Have I already said that SV 97 never let me down? Look at this cloudy sky, no 16 was only a -2.5mag, but look how wisely it chose its spot between the clouds to make me happy with another tiny, yet precious sighting:
If you think that nothing unusual happened with no 17, take a look at this beauty of a -7.5mag Flare: What a belly! And it just made it into the frame that I had out of my living room window. Part of the Flare happened behind the next building:
No 18 was another unlikely one. Since the weather forecast was non-ideal for the place where I was staying, I quickly ventured back to Vienna before the clouds fully hit there. Again, SV 97 didn’t let me down and graced me with another -7.5mag in the evening twilight.

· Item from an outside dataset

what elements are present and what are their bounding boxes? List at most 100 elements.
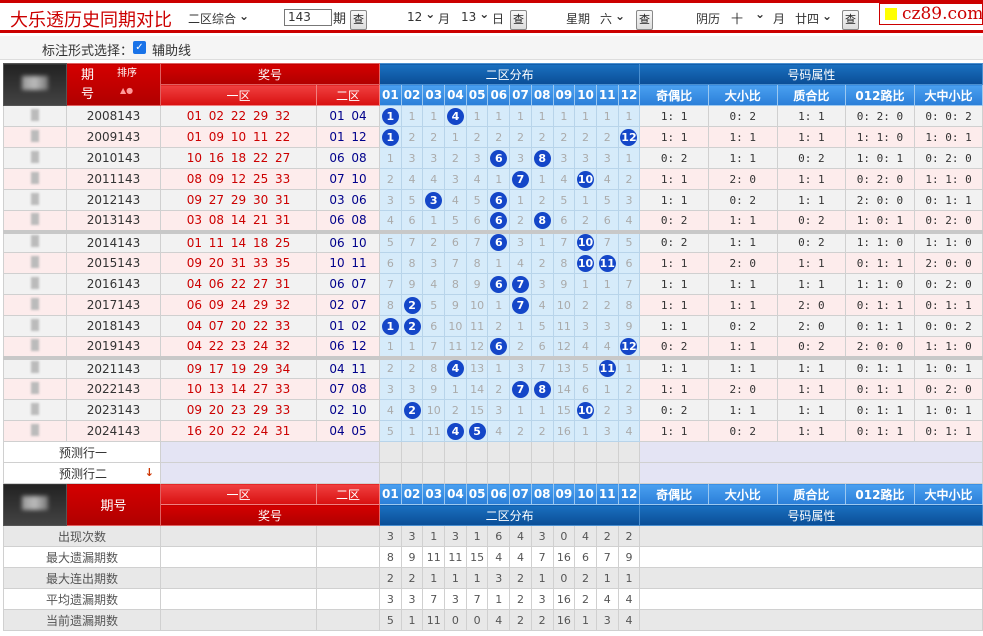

A beautiful end of May sky, very early evening, still a lot of daylight. This time, SV 97 had mercy on me: No challenges, no craziness, just an easy beautiful catch of a -6.0mag Flare:
I had to wait nearly half a year for my final one on 21 October 2019. I said my final flarewell at 6:20am. It was tough to capture this -4.9 mag Flare, since it had an elevation of only 12°. I had to look for a “canyon” between all those high buildings. Despite the sky already lighting up and a lot of haze, as you know: SV 97 never let me down. Trust me, I shed quite some tears as I packed up my tripod with the thought “That’s it” and went home, happy and sad at the same time, to have a cosy breakfast.
Thank you so much, SV 97, for all those beautiful moments. You were truly special to me! Have a good trip home!